After an entire day in our sea kayaks, paddling under an unrelenting sun and fighting the wind, we came to shore on a deserted beach on the southern end of the island we were staying on. The boys were by now covered with bug bites, had only been able to shower sparingly during their stay. They were thirsty and hungry and a few were in danger of overheating. Extreme temperatures, in concert with physical challenges, have a way of transforming our most basic instincts and what we witnessed next demonstrated that we had changed and we were now in uncharted waters.

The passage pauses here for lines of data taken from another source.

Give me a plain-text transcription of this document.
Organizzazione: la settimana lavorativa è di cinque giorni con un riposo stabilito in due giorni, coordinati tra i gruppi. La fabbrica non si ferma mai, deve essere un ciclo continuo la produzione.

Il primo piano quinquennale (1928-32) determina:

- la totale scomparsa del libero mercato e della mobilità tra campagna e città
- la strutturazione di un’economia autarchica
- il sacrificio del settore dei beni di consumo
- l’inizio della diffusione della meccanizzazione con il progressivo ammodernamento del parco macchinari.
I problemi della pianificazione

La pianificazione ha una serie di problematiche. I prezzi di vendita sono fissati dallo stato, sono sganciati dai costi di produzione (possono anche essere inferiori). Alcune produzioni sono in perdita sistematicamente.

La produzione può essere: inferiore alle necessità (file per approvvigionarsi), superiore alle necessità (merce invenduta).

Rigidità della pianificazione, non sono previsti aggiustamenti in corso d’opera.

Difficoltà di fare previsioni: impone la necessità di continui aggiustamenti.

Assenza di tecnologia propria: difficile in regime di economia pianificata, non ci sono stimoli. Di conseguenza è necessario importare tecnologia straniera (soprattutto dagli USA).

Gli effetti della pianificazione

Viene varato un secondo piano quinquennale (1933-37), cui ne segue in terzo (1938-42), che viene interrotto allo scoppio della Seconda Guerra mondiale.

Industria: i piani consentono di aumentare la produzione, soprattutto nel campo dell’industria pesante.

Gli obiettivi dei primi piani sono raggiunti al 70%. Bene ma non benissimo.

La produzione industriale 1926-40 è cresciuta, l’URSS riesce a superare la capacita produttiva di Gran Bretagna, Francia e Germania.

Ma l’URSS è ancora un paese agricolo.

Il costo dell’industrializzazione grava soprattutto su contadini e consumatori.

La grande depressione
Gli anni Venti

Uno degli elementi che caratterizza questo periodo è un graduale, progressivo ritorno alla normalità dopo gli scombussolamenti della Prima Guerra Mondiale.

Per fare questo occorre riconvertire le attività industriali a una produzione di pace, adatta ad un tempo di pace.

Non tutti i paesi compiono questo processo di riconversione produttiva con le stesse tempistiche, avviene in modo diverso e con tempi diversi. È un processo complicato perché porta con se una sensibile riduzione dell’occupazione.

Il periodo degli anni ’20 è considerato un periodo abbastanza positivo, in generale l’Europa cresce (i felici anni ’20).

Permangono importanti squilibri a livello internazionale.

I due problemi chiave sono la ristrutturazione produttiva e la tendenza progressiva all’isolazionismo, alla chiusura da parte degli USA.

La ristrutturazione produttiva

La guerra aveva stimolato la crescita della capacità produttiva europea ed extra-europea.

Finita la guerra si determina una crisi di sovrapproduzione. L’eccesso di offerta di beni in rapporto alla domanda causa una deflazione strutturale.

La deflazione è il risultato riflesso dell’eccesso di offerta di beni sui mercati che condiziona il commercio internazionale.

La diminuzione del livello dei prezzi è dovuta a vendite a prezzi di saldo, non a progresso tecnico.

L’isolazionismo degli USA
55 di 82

We made camp, set our tents, collected some firewood, and watched as some distant storm clouds gathered and moved closer to make our lives a bit more challenging. We then proceeded to enjoy a simple meal of rice and beans. It is amazing how good and satisfying a simple meal can be after having physically worked so hard. Cooking on an open fire with the sea marking your time and framed by the setting sun can bring you closer to yourself and to those who are with you.

Later that evening while I was tending the fire with some of the boys, others were lying on their backs by the edge of the water. The waves were gently rolling over their feet and ankles and as they looked to the heavens gone electric, the “oohs and ahhs” followed. There they were: the Milky Way, the Big Dipper, Venus and Mars. And when they saw a shooting star, cries of joyful discovery signaled a very special first in their lives. The sky was vivid, the stars almost within reach. And the boys seemed far away from the lives in the projects where hope and wonder are often squashed.

Just three days before and during one of our leadership and training sessions, we heard boys talk of fathers who were in prison, of some who had died and of others never known. That night, one of the boys pulled me aside along with one of the other counselors to tell us something he said he had never told anyone else before. He told us about the day his father had beaten him, his infant sister and mother senseless and then left only to return four years later to steal from them. In between, a succession of other men followed accompanied by more broken promises and unexpected departures.

“Am I going to be that way?,” he asked.

Frankly, no boy should ever have to ask this question. For those who need reassurance and a path forward, we must continue to find ways to address their fears, being realistic about the effort it will take for them to become good men, noble and strong, capable of tears and moments of vulnerability. But by setting expectations high—and literally looking to the stars—we can find the new leadership we are currently lacking and strengthen our families, our communities and our nation.